Producibility Elements Highlighted:
Understand Current Process Capabilities (Company and supplier)
Perform Trade Studies on Alternative Product and Process
Error-Proof the Design
Understanding manufacturing capabilities during the earliest design phases can significantly reduce program costs, cycle times, and defect rates. At Raytheon TI Systems in Dallas, Texas, emphasis has been placed on early identification of defect drivers through analyses such as Process Capability Analysis (PCA) and Process Failure Mode and Effects Analysis (PFMEA).
PCA is based on a series of process capability models that accurately predict manufacturing labor costs, cycle times, and defect rates for the processes required to assemble or fabricate the components of a design. PFMEA uses the traditional FMEA techniques, but incorporates manufacturing, assembly line workers, process engineers, as well as design engineers, into a formal review of the assembly or fabrication process. PCA supports the Process FMEA analysis by identifying the critical defect drivers in the process and providing recommendations for eliminating their resultant defects.
Program X, a major program at Raytheon TI Systems, has been using PCA as an interactive design tool to minimize defects during design. PCA has proven successful in providing valuable inputs to design engineers while their designs are still in progress. This enables trade studies to be evaluated to yield the optimal design, balancing performance requirements with manufacturing process capabilities.

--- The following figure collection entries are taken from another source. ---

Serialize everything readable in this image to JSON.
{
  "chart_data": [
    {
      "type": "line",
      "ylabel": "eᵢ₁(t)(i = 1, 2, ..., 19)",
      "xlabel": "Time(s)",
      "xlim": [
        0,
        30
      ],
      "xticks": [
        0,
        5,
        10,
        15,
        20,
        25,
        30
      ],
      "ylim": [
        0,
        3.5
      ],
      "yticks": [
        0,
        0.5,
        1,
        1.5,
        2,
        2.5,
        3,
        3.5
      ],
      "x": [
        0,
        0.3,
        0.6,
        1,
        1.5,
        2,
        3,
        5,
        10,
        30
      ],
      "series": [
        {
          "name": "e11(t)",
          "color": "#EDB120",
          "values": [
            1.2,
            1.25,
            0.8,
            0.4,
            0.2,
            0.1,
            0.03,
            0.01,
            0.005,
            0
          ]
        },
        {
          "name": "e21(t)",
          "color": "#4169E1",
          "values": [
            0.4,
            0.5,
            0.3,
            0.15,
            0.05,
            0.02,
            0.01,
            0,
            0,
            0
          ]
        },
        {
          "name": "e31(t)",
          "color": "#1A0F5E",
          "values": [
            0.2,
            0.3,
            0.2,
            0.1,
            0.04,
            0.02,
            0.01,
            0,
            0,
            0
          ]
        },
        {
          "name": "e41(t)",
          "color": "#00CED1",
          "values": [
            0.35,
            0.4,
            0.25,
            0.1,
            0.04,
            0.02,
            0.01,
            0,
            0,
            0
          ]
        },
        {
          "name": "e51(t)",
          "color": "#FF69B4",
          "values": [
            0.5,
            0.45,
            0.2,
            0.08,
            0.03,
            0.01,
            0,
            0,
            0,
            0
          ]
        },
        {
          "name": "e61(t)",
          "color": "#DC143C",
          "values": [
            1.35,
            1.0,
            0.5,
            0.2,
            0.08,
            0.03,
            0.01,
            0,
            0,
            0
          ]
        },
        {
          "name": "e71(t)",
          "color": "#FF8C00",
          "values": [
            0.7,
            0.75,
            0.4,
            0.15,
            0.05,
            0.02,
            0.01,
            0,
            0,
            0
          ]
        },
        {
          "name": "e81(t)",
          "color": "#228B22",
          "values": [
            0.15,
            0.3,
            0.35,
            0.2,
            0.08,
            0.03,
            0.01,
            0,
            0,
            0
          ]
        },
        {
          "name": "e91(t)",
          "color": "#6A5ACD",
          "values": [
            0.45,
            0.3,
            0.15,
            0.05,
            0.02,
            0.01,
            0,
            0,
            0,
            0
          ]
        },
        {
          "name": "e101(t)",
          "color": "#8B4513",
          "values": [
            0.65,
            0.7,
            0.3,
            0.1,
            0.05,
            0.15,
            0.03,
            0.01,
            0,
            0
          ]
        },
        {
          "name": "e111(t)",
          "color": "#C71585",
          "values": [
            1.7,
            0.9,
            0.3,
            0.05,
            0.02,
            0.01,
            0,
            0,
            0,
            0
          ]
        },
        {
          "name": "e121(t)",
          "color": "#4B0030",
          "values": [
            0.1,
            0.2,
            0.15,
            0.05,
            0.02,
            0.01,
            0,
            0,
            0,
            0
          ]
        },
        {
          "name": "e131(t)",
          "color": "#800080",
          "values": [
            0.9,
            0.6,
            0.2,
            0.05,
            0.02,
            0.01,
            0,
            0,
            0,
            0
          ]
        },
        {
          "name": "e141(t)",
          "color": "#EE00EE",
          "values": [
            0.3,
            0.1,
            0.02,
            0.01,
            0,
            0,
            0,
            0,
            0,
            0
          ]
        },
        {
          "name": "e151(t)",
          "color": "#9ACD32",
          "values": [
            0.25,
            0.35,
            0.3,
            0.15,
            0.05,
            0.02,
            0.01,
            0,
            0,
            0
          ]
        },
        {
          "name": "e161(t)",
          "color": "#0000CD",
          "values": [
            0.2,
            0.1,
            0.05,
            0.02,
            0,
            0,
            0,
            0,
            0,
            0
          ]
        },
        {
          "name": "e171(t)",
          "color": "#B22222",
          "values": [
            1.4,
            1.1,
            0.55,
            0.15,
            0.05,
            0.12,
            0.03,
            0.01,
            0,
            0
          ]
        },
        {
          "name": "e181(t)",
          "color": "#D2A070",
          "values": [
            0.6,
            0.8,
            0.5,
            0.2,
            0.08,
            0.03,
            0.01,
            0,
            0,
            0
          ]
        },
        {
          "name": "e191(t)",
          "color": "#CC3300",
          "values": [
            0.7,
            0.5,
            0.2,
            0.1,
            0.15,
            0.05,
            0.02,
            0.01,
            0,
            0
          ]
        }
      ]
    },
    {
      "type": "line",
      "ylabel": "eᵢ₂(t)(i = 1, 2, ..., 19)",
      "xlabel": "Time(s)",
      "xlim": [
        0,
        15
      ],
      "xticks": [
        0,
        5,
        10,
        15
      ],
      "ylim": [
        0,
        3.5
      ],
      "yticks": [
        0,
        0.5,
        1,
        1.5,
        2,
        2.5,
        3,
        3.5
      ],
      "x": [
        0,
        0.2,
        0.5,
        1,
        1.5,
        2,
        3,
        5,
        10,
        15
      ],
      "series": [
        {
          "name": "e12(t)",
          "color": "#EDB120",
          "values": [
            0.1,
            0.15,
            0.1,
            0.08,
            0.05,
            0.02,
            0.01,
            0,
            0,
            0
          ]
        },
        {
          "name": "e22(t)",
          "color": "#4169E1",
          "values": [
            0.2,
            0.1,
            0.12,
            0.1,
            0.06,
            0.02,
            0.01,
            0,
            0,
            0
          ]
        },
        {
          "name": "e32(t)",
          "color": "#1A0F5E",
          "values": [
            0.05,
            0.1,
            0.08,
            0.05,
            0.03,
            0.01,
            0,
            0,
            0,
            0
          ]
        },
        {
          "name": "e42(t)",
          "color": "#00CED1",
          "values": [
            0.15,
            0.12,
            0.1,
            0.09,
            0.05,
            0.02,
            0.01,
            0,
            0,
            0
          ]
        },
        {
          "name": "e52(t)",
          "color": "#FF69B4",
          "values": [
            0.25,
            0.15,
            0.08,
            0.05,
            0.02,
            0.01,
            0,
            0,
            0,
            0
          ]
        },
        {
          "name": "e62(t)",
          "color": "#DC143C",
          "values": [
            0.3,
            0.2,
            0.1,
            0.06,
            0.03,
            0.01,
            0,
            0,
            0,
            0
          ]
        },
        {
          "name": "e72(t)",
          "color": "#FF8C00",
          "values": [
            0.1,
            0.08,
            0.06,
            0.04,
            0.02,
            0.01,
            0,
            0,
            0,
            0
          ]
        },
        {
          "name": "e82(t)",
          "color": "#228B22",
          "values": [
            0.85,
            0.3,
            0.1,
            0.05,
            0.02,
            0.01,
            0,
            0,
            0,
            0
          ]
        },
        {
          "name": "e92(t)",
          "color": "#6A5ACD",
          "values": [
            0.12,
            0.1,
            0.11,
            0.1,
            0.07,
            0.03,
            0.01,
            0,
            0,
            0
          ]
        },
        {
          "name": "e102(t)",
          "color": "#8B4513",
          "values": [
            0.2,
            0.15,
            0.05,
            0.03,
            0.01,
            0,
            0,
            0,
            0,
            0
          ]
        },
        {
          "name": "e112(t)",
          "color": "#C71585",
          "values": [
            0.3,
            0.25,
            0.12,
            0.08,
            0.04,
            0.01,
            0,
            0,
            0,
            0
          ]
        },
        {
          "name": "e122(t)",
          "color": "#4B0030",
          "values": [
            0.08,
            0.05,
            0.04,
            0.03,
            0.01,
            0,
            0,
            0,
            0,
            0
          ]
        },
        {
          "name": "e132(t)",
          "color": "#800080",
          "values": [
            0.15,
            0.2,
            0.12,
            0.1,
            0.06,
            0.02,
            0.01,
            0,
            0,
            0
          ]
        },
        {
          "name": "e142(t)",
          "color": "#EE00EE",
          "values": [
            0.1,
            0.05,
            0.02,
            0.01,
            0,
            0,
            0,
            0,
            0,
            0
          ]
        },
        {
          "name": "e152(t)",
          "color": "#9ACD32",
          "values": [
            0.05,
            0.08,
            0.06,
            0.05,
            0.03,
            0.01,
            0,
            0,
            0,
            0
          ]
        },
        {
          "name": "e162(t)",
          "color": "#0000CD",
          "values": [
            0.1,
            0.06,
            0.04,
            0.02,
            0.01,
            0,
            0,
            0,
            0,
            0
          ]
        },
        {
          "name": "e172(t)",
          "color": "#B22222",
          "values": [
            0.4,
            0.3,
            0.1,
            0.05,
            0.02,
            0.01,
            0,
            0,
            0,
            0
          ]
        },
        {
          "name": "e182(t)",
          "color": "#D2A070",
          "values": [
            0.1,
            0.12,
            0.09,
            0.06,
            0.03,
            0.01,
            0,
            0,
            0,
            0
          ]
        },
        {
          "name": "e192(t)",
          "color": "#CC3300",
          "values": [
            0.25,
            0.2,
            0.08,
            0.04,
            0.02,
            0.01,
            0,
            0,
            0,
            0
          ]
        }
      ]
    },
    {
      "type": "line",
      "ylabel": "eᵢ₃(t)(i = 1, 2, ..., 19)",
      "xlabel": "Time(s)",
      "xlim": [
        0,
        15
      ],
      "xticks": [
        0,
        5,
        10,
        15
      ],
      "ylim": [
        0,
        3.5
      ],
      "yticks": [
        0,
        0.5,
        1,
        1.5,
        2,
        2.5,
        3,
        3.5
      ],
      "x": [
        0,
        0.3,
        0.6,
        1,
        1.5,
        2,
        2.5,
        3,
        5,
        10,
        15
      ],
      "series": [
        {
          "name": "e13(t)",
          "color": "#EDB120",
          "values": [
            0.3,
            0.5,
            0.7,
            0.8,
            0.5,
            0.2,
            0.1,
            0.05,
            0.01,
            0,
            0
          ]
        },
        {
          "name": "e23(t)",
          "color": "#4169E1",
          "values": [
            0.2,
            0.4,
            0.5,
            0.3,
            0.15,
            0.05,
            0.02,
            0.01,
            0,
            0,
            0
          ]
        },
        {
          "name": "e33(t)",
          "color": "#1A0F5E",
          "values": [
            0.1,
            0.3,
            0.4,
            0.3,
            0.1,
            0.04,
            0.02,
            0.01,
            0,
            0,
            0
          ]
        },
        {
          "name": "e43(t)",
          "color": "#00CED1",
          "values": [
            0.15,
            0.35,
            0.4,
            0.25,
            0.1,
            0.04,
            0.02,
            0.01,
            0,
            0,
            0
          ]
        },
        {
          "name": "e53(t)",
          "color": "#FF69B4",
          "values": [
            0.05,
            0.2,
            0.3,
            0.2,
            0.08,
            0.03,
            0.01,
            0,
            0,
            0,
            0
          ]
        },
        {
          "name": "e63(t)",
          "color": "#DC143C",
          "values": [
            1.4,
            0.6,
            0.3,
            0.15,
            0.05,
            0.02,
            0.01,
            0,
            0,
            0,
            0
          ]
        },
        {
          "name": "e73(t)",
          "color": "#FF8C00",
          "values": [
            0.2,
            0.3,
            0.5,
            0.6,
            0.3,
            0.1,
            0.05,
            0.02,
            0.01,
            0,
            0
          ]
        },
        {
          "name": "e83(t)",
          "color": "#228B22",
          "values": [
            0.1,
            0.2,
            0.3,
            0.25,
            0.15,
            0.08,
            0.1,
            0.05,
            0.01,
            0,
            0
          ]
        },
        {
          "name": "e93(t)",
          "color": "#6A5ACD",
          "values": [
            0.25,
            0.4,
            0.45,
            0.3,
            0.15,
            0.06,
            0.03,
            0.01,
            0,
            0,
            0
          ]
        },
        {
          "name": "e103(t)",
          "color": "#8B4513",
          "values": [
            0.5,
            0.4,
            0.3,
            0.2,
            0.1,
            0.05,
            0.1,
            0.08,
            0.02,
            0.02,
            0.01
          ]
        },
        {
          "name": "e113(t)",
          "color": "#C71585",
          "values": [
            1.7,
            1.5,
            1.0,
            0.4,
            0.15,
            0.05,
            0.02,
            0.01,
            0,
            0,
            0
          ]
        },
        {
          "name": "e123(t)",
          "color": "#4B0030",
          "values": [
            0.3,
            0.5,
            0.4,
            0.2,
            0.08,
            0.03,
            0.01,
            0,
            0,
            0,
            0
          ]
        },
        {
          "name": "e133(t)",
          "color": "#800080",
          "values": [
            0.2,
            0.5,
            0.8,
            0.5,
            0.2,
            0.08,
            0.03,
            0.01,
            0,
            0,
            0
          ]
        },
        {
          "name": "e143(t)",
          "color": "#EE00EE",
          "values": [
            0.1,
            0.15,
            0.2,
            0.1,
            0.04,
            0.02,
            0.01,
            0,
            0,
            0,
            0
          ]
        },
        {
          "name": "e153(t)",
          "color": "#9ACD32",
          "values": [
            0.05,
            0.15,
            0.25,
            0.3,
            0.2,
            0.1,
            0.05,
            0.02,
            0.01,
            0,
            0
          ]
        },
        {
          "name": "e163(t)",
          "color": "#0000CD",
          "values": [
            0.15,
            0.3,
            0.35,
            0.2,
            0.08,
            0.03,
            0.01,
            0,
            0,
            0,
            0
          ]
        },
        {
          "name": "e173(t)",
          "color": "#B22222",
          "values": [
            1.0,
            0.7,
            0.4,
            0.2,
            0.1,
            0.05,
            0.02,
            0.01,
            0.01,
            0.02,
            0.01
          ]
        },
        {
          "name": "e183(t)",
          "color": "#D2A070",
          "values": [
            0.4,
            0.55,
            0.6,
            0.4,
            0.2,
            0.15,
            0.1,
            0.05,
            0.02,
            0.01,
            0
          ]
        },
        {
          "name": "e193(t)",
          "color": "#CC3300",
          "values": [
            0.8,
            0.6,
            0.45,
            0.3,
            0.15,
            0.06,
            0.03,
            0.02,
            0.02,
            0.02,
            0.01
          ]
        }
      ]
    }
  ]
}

Program X had been working a Pre-Engineering Manufacture/Design concept primarily to develop a product that met its performance requirements at the lowest possible cost. Using PCA, the program was able to closely look at defect drivers and identify how to eliminate defects before going into production. Through Program X's PCA, the elimination of defects was directly linked to reducing program costs and cycle times.
As the design team conceptualized various subassembly designs, PCA was used to evaluate the design for Six Sigma / variability reduction purposes. Sixteen of the system's 20 subassemblies were identified as critical feature sets and were targeted for analysis. By applying PCA models, the design team got immediate feedback on the effects their design decisions would have in manufacturing. In some cases, the design decision was made real-time to adopt the approach recommended by the PCA model. Following the complete analysis, PCA recommendations were documented and submitted as part of the design technical package. Included in this report were the PCA results based on the current design, recommendations for changes, and projected results with those changes incorporated. For the 16 assemblies analyzed, incorporating PCA recommendations resulted in an overall defect-per-million-opportunity reduction
of 3,400. Extended across the program life-cycle and production quantities, the resulting cost avoidance was over $42M.
Recommendations based on the PCA models included items such as moving rubber stamp symbolization of part numbers from the assembly level to incorporate a better methodology at the fabrication level. Other recommendations were increasing screw sizes and incorporating orientation configurations to prevent mirrors, lenses, and components from being incorrectly installed. Additionally, changes in the wire sizes for interconnect cables and the methods of inserting the wires into the connectors generated significant improvements.
Program X performed a PFMEA on the designs to further identify the processes used in the assembly of the hardware, the potential process failure modes, and the potential effects of those failure modes. This analysis took the PCA analysis a step further to ensure the processes used to assemble the hardware would be well understood before the hardware was built. Results from the PFMEA and PCA analyses were iterated until the team eliminated defects and manufacturing risks from the product or identified contingency plans for those issues or defects which could not be eliminated.
As proven by the significant cost avoidance realized by Program X, development programs have greatly benefitted from PCA and PFMEA. PCA and PFMEA provide valuable information to support critical tradeoffs required to ensure product performance and meet process objectives while addressing customer needs. To fully understand the cost impact that design decisions make on defect rates, it is imperative to consider manufacturing process capabilities during the earliest possible design phase.